Per riflettere insieme…

Per riflettere insieme…

Dialoghi quotidiani a cura di Mirella Arcamone

 

 



Santa Pasqua 2020

«In Gesù risorto, la vita ha vinto la morte. Questa fede pasquale nutre la nostra speranza…

È la speranza di un tempo migliore, in cui essere migliori noi, finalmente liberati dal male e da questa pandemia.

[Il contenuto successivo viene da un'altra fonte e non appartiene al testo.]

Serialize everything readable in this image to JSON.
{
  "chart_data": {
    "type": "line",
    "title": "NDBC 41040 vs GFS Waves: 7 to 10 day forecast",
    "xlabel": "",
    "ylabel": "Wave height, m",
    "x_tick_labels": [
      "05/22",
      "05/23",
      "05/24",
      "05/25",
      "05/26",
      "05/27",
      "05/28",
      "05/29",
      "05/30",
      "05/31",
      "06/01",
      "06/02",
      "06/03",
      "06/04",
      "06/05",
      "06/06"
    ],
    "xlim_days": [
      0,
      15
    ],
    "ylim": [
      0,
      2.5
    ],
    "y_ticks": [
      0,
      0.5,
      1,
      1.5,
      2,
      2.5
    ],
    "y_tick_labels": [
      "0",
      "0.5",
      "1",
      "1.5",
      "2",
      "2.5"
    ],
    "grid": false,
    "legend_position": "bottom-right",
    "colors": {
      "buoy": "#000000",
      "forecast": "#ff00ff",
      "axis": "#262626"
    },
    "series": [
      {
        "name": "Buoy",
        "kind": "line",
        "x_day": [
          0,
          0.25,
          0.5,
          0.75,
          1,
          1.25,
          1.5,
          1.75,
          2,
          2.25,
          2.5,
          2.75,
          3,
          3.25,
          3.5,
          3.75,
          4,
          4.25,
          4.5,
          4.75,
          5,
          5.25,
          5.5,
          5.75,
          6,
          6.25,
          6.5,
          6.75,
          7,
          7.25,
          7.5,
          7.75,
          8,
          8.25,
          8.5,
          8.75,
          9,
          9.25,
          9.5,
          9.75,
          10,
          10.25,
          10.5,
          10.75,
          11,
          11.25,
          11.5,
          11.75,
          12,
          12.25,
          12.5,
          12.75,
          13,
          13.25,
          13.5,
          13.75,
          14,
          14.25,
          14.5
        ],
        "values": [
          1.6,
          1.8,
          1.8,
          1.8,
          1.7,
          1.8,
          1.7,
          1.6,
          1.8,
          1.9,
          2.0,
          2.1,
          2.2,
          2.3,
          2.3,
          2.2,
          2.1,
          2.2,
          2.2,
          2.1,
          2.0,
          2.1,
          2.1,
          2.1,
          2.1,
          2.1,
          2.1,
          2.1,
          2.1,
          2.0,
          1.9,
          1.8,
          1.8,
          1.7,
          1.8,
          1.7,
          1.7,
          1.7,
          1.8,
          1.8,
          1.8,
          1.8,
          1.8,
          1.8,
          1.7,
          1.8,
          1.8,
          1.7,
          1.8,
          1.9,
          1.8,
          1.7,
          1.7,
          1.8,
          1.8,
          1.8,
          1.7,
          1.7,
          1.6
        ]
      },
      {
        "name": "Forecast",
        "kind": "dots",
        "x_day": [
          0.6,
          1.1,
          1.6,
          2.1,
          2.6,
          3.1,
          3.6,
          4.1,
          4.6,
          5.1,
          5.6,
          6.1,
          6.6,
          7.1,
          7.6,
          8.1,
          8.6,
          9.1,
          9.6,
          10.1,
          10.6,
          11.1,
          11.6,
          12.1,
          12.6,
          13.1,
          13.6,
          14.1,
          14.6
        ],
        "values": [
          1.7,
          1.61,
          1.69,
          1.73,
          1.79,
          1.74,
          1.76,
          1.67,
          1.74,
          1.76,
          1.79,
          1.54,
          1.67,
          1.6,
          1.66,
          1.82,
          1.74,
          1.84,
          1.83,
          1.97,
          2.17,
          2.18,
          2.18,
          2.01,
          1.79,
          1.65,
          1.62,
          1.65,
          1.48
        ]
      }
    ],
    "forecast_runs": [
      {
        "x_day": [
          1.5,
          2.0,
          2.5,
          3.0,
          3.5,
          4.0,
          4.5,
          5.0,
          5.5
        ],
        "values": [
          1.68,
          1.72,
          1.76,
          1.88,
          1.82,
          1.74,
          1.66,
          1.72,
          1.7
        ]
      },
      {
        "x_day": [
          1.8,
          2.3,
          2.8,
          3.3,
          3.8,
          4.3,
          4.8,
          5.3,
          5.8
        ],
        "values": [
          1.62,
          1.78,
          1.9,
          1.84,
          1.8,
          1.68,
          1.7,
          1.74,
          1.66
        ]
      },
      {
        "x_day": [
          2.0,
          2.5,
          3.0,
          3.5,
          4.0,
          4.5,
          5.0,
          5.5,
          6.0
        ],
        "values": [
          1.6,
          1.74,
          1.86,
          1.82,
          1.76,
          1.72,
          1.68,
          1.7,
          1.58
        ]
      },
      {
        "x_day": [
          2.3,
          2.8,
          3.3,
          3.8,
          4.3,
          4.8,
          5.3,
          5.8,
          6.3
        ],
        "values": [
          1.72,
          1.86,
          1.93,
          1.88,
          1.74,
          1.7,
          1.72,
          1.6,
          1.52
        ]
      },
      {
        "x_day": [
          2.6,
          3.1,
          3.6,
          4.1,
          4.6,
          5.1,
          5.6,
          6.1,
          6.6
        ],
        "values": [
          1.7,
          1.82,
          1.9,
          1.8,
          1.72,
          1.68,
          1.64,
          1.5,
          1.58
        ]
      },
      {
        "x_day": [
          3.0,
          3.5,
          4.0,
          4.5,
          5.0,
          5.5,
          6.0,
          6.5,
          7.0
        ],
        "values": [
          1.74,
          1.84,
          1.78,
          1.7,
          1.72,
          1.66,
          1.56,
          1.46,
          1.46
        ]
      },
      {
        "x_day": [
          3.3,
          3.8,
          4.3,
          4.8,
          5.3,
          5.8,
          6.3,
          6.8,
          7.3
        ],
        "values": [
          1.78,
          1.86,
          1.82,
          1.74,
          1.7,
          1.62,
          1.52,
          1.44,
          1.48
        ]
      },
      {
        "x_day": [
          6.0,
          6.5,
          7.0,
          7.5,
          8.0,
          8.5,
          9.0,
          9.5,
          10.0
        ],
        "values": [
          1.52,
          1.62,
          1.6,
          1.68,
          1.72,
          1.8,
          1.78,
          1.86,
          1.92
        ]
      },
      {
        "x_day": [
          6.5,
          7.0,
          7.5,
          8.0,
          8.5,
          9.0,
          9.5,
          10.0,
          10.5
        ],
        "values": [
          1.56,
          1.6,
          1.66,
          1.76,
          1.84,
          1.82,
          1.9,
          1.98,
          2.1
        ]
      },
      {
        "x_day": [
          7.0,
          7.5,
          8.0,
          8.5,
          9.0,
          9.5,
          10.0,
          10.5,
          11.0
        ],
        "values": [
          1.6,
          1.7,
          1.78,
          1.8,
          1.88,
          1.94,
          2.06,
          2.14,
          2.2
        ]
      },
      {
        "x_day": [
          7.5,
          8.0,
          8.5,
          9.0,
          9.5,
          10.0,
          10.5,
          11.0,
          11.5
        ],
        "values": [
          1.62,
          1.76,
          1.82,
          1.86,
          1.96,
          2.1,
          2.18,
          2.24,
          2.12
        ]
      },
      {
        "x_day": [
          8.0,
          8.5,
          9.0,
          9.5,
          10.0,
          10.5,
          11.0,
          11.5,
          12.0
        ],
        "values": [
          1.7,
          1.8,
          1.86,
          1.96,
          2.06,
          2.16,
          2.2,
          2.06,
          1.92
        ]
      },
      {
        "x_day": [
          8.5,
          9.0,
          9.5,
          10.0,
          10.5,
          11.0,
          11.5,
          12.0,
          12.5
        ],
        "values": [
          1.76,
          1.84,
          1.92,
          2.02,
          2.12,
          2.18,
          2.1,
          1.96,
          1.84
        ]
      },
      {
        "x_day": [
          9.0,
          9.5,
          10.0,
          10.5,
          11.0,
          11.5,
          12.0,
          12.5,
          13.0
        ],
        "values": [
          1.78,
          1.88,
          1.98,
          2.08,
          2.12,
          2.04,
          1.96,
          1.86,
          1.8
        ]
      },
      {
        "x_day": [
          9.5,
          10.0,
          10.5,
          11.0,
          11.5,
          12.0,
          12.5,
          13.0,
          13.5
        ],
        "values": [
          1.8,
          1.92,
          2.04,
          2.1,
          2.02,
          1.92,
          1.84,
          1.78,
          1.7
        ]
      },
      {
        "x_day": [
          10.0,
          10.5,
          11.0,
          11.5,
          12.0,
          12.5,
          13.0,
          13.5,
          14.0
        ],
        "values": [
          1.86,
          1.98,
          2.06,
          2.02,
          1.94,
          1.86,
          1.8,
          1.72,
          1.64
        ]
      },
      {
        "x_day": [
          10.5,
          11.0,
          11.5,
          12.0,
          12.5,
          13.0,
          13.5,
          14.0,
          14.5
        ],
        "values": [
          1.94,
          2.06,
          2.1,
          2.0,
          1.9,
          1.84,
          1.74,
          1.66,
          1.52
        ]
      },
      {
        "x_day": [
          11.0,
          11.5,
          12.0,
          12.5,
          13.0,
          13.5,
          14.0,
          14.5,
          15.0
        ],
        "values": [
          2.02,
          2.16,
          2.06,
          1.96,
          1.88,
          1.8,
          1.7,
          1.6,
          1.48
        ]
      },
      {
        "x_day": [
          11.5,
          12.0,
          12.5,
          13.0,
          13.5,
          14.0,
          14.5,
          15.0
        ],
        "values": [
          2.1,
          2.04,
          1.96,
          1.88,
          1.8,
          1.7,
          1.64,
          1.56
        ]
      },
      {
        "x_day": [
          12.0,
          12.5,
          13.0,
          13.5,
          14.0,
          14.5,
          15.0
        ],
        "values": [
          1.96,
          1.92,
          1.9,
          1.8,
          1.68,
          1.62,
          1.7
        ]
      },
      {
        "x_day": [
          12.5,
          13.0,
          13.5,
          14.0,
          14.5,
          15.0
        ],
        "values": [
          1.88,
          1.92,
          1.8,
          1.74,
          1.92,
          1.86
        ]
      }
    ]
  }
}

È una speranza: la speranza non delude; non è un’illusione, è una speranza».     
                                                                                                                                                                                 Papa Francesco

                                                                                                                                                                           

Auguri di una Santa Pasqua dal Movimento di Impegno Educativo di Azione Cattolica

Gaetano Pugliese, don Enzo Bellante, Tina del Monaco, Enza Caccioppo, Anna Bosco, Elisabetta Brugè, Nunzio Bruno, Vincenzo Guida, Vincenzo Lumia, Franco Venturella

 




Domenica delle Palme

Domenica delle Palme

«Questi è il profeta Gesù, da Nàzaret di Galilea»
(Mt 21,1-11*; Is 50,4-7; Sal 21; Fil 2,6-11; Mt 26,14- 27,66)

Con la celebrazione della Domenica delle Palme, veniamo introdotti nella Settimana Santa, durante la quale celebreremo i misteri della Passione e Morte del Signore che avranno il loro culmine nella sua Risurrezione. Queste festività sono senza dubbio fra le più attese dell’anno per il concorso dei fedeli, in modo particolare per le Palme, il Venerdì Santo a motivo della processione col Cristo morto e la notte della Veglia Pasquale. Quest’anno, purtroppo, tutte queste celebrazioni le potremo vedere solo tramite i canali nazionali o quelli regionali e locali, o su Facebook, che le trasmetteranno, a motivo del Corona virus che ci obbliga tutti a stare a casa. Nonostante tutte queste limitazioni prego che la grazia particolare di questa Settimana Santa possa ugualmente entrare con efficacia nel vostro spirito e farvi gustare profondamente tutte le celebrazioni.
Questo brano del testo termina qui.